The Thing about Jellyfish
Little Brown, 2015
Seventh-grader, Suzy is a tween in crisis. Her former best friend Franny, drowned over the summer and Suzy has stopped talking. She and Franny drifted apart the year before as Franny ditched her to become popular. Now Suzy feels like the school outcast and, because of an unfortunate action of retaliation, guilty for how things were left with her former best friend. Franny was an excellent swimmer, so the drowning does not make sense to Suzy. Answers come on a class visit to the local aquarium where Suzy discovers jellyfish and their ability to poison an individual. Suzy becomes obsessed with jellyfish and proving that they were the cause of Franny's death. Her research leads her to some of the most notable jellyfish experts in the world. Looking for help, she settles on an Australian researcher and devises a cunning plan to run away from home, fly to Australia using her divorced father's credit card information, and track the jellyfish expert down to prove the cause of Franny's death. The escape plan does not go as Suzy planned, but it does serve to break the wall of silence and let her family in through the walls of grief and guilt that she has created to cope with the tragedy. By the book's end Suzy is on the road to healing and has found two potential friends and a like-minded science teacher along the way.
This is, I really mean it this time, so far the best book I have read this year. Benjamin tells a powerful story filled with sadness and healing. Even though the subject matter is sad, the book does not wallow in tone or pacing. It moves along quickly and is very readable. Despite the serious theme, children will not be put off the book once they begin reading it and it is very hard to put down.
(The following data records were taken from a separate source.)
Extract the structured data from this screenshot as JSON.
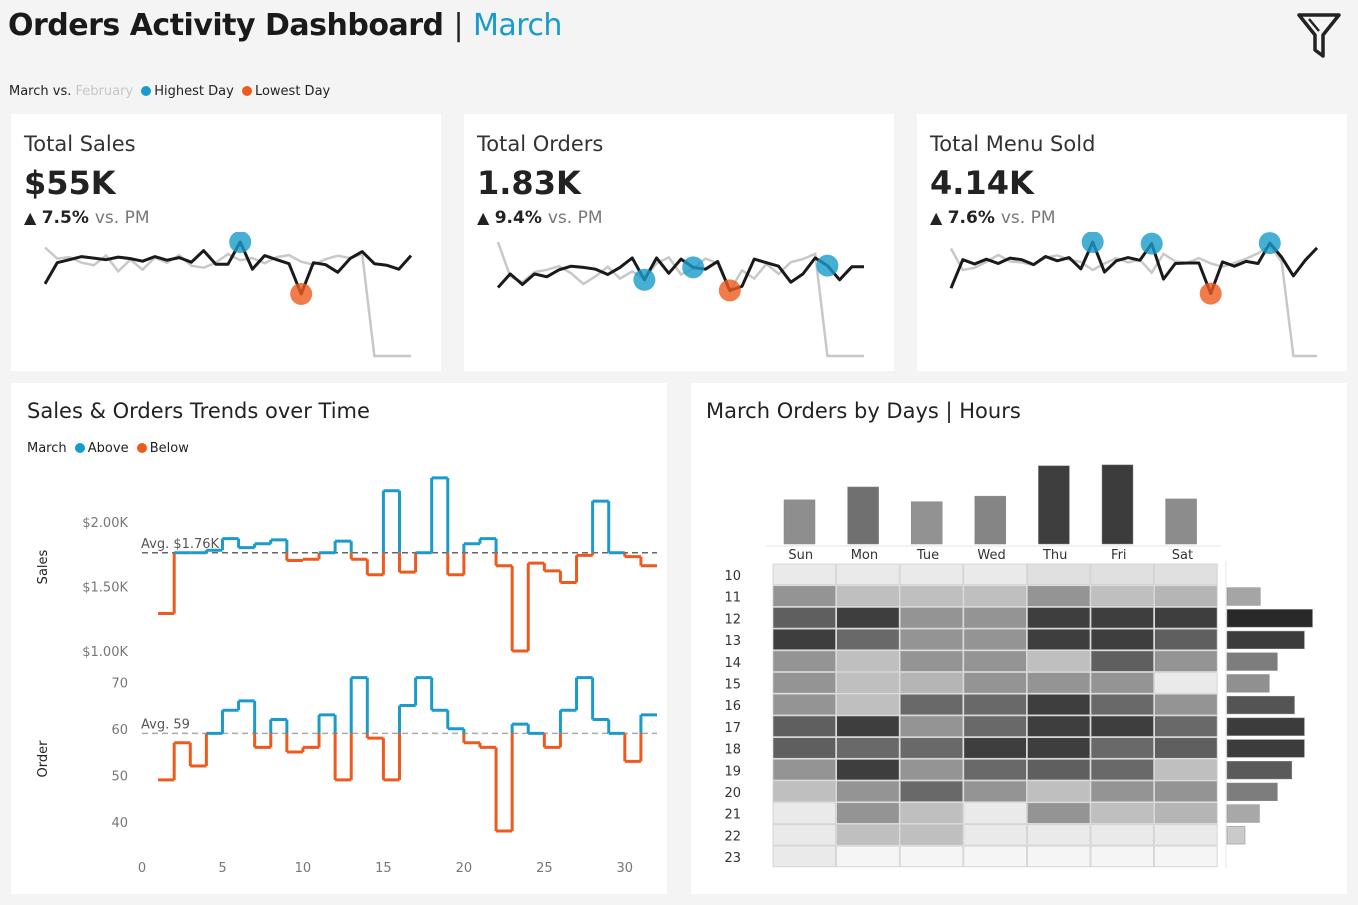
{
  "header": {
    "title": "Orders Activity Dashboard",
    "separator": "|",
    "month": "March"
  },
  "icons": {
    "filter": "filter-icon"
  },
  "legend_top": {
    "current": "March vs.",
    "previous": "February",
    "highest": "Highest  Day",
    "lowest": "Lowest Day"
  },
  "colors": {
    "accent": "#1a9bc9",
    "above": "#1a9bc9",
    "below": "#ee5a1e",
    "current_line": "#1a1a1a",
    "previous_line": "#c8c8c8"
  },
  "kpis": [
    {
      "label": "Total Sales",
      "value": "$55K",
      "arrow": "▲",
      "change": "7.5%",
      "vs": "vs. PM",
      "chart_data": {
        "type": "line",
        "series": [
          {
            "values": [
              2,
              6.2,
              6.8,
              7.4,
              7.1,
              6.8,
              7.3,
              7.0,
              6.5,
              7.4,
              6.7,
              7.2,
              6.3,
              8.6,
              5.9,
              5.9,
              10.3,
              4.9,
              7.6,
              6.8,
              6.0,
              0,
              6.2,
              5.8,
              4.3,
              7.0,
              8.4,
              6.0,
              5.7,
              4.9,
              7.6
            ]
          },
          {
            "values": [
              9.2,
              7.0,
              7.3,
              6.2,
              5.7,
              7.6,
              4.5,
              6.8,
              4.8,
              7.2,
              6.2,
              7.7,
              5.6,
              5.2,
              6.2,
              7.9,
              6.7,
              7.1,
              6.1,
              7.3,
              7.7,
              6.4,
              5.8,
              6.9,
              7.6,
              7.1,
              7.9,
              -12.3,
              -12.3,
              -12.3,
              -12.3
            ]
          }
        ],
        "highest_day": 17,
        "lowest_day": 22
      }
    },
    {
      "label": "Total Orders",
      "value": "1.83K",
      "arrow": "▲",
      "change": "9.4%",
      "vs": "vs. PM",
      "chart_data": {
        "type": "line",
        "series": [
          {
            "values": [
              2.0,
              4.3,
              2.5,
              4.3,
              3.8,
              5.0,
              5.6,
              5.4,
              5.1,
              4.2,
              5.4,
              7.0,
              3.3,
              7.0,
              4.4,
              6.8,
              5.4,
              5.1,
              6.4,
              1.5,
              2.2,
              6.8,
              6.2,
              5.6,
              2.9,
              4.3,
              7.0,
              5.7,
              3.3,
              5.5,
              5.5
            ]
          },
          {
            "values": [
              9.7,
              3.9,
              2.9,
              4.6,
              5.0,
              5.6,
              4.4,
              2.6,
              3.9,
              5.5,
              3.5,
              4.7,
              3.5,
              6.1,
              7.1,
              4.2,
              5.2,
              6.9,
              6.1,
              1.4,
              4.9,
              3.5,
              6.0,
              4.3,
              6.3,
              6.8,
              7.7,
              -9.6,
              -9.6,
              -9.6,
              -9.6
            ]
          }
        ],
        "highest_day": 12,
        "lowest_day": 22
      }
    },
    {
      "label": "Total Menu Sold",
      "value": "4.14K",
      "arrow": "▲",
      "change": "7.6%",
      "vs": "vs. PM",
      "chart_data": {
        "type": "line",
        "series": [
          {
            "values": [
              1.8,
              7.1,
              6.3,
              7.2,
              6.4,
              7.4,
              7.1,
              6.2,
              7.7,
              6.9,
              7.5,
              5.4,
              10.4,
              4.8,
              6.9,
              7.5,
              7.0,
              10.1,
              3.5,
              6.4,
              6.5,
              6.5,
              0.8,
              6.7,
              5.9,
              6.8,
              6.4,
              10.2,
              7.6,
              4.1,
              7.0,
              9.3
            ]
          },
          {
            "values": [
              9.2,
              5.2,
              5.6,
              6.7,
              8.0,
              6.8,
              6.6,
              6.1,
              7.5,
              7.9,
              7.1,
              6.7,
              5.2,
              6.4,
              7.4,
              6.6,
              7.1,
              4.7,
              8.2,
              6.8,
              6.5,
              7.4,
              6.4,
              5.8,
              6.5,
              7.3,
              8.3,
              9.7,
              6.8,
              -10.8,
              -10.8,
              -10.8
            ]
          }
        ],
        "highest_day": 17,
        "lowest_day": 22
      }
    }
  ],
  "trends": {
    "title": "Sales & Orders Trends over Time",
    "legend": {
      "month": "March",
      "above": "Above",
      "below": "Below"
    },
    "chart_data": [
      {
        "type": "line",
        "ylabel": "Sales",
        "y_ticks": [
          "$1.00K",
          "$1.50K",
          "$2.00K"
        ],
        "y_tick_values": [
          1000,
          1500,
          2000
        ],
        "ylim": [
          1000,
          2300
        ],
        "avg": 1760,
        "avg_label": "Avg. $1.76K",
        "x": [
          1,
          2,
          3,
          4,
          5,
          6,
          7,
          8,
          9,
          10,
          11,
          12,
          13,
          14,
          15,
          16,
          17,
          18,
          19,
          20,
          21,
          22,
          23,
          24,
          25,
          26,
          27,
          28,
          29,
          30,
          31
        ],
        "values": [
          1290,
          1760,
          1760,
          1780,
          1870,
          1800,
          1830,
          1860,
          1700,
          1710,
          1760,
          1850,
          1710,
          1590,
          2240,
          1610,
          1760,
          2340,
          1590,
          1830,
          1870,
          1660,
          1000,
          1680,
          1620,
          1530,
          1740,
          2160,
          1760,
          1730,
          1660
        ]
      },
      {
        "type": "line",
        "ylabel": "Order",
        "y_ticks": [
          "40",
          "50",
          "60",
          "70"
        ],
        "y_tick_values": [
          40,
          50,
          60,
          70
        ],
        "ylim": [
          35,
          72
        ],
        "avg": 59,
        "avg_label": "Avg. 59",
        "x_ticks": [
          "0",
          "5",
          "10",
          "15",
          "20",
          "25",
          "30"
        ],
        "x_tick_values": [
          0,
          5,
          10,
          15,
          20,
          25,
          30
        ],
        "xlim": [
          0,
          32
        ],
        "x": [
          1,
          2,
          3,
          4,
          5,
          6,
          7,
          8,
          9,
          10,
          11,
          12,
          13,
          14,
          15,
          16,
          17,
          18,
          19,
          20,
          21,
          22,
          23,
          24,
          25,
          26,
          27,
          28,
          29,
          30,
          31
        ],
        "values": [
          49,
          57,
          52,
          59,
          64,
          66,
          56,
          62,
          55,
          56,
          63,
          49,
          71,
          58,
          49,
          65,
          71,
          64,
          60,
          57,
          56,
          38,
          61,
          59,
          56,
          64,
          71,
          62,
          59,
          53,
          63
        ]
      }
    ]
  },
  "heatmap": {
    "title": "March Orders by Days | Hours",
    "chart_data": {
      "type": "heatmap",
      "days": [
        "Sun",
        "Mon",
        "Tue",
        "Wed",
        "Thu",
        "Fri",
        "Sat"
      ],
      "hours": [
        "10",
        "11",
        "12",
        "13",
        "14",
        "15",
        "16",
        "17",
        "18",
        "19",
        "20",
        "21",
        "22",
        "23"
      ],
      "day_totals": [
        0.48,
        0.62,
        0.46,
        0.52,
        0.85,
        0.86,
        0.49
      ],
      "hour_totals": [
        0,
        0.37,
        0.95,
        0.86,
        0.56,
        0.47,
        0.75,
        0.86,
        0.86,
        0.72,
        0.56,
        0.36,
        0.2,
        0
      ],
      "cells": [
        [
          0.05,
          0.05,
          0.05,
          0.05,
          0.1,
          0.1,
          0.1
        ],
        [
          0.45,
          0.25,
          0.25,
          0.25,
          0.45,
          0.25,
          0.3
        ],
        [
          0.7,
          0.85,
          0.45,
          0.45,
          0.85,
          0.85,
          0.85
        ],
        [
          0.85,
          0.65,
          0.45,
          0.45,
          0.85,
          0.85,
          0.7
        ],
        [
          0.45,
          0.25,
          0.45,
          0.45,
          0.25,
          0.7,
          0.45
        ],
        [
          0.45,
          0.25,
          0.3,
          0.45,
          0.45,
          0.45,
          0.05
        ],
        [
          0.45,
          0.25,
          0.65,
          0.65,
          0.85,
          0.65,
          0.45
        ],
        [
          0.7,
          0.85,
          0.45,
          0.65,
          0.85,
          0.85,
          0.65
        ],
        [
          0.7,
          0.65,
          0.65,
          0.85,
          0.85,
          0.65,
          0.7
        ],
        [
          0.45,
          0.85,
          0.45,
          0.65,
          0.7,
          0.65,
          0.25
        ],
        [
          0.25,
          0.45,
          0.65,
          0.45,
          0.25,
          0.45,
          0.45
        ],
        [
          0.05,
          0.45,
          0.25,
          0.05,
          0.45,
          0.25,
          0.3
        ],
        [
          0.05,
          0.25,
          0.25,
          0.05,
          0.05,
          0.05,
          0.05
        ],
        [
          0.05,
          0,
          0,
          0,
          0,
          0,
          0
        ]
      ]
    }
  }
}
The story behind Suzy and Franny's relationship and its demise is revealed slowly, leaving an element of surprise. The present action, Suzy remembering the past, and life as she reveals it in her journal are all printing in different fonts to help the reader keep straight what is going on, yet adding dimension and layers to the story. Benjamin gently includes jellyfish facts throughout the book, drawing in nature lovers and educating the ignorant (me!). An author's note in the back clarifies some facts and reveals the identities real life jellyfish experts in the story. So far this is my prediction for the Newbery Medal. Why do I think it will win? It is very well written, made me cry twice, and the science connection will appeal to the STEM-mad agenda currently found in both schools and libraries. The Thing about Jellyfish will be enjoyed by both boys and girls and, despite being carefully written, is designed for young readers, not adults who read kid's books. My only quibble is that the new girl dumping the "cool crowd" to befriend Suzy is a bit unrealistic and unnecessary, but young readers will appreciate the happy ending.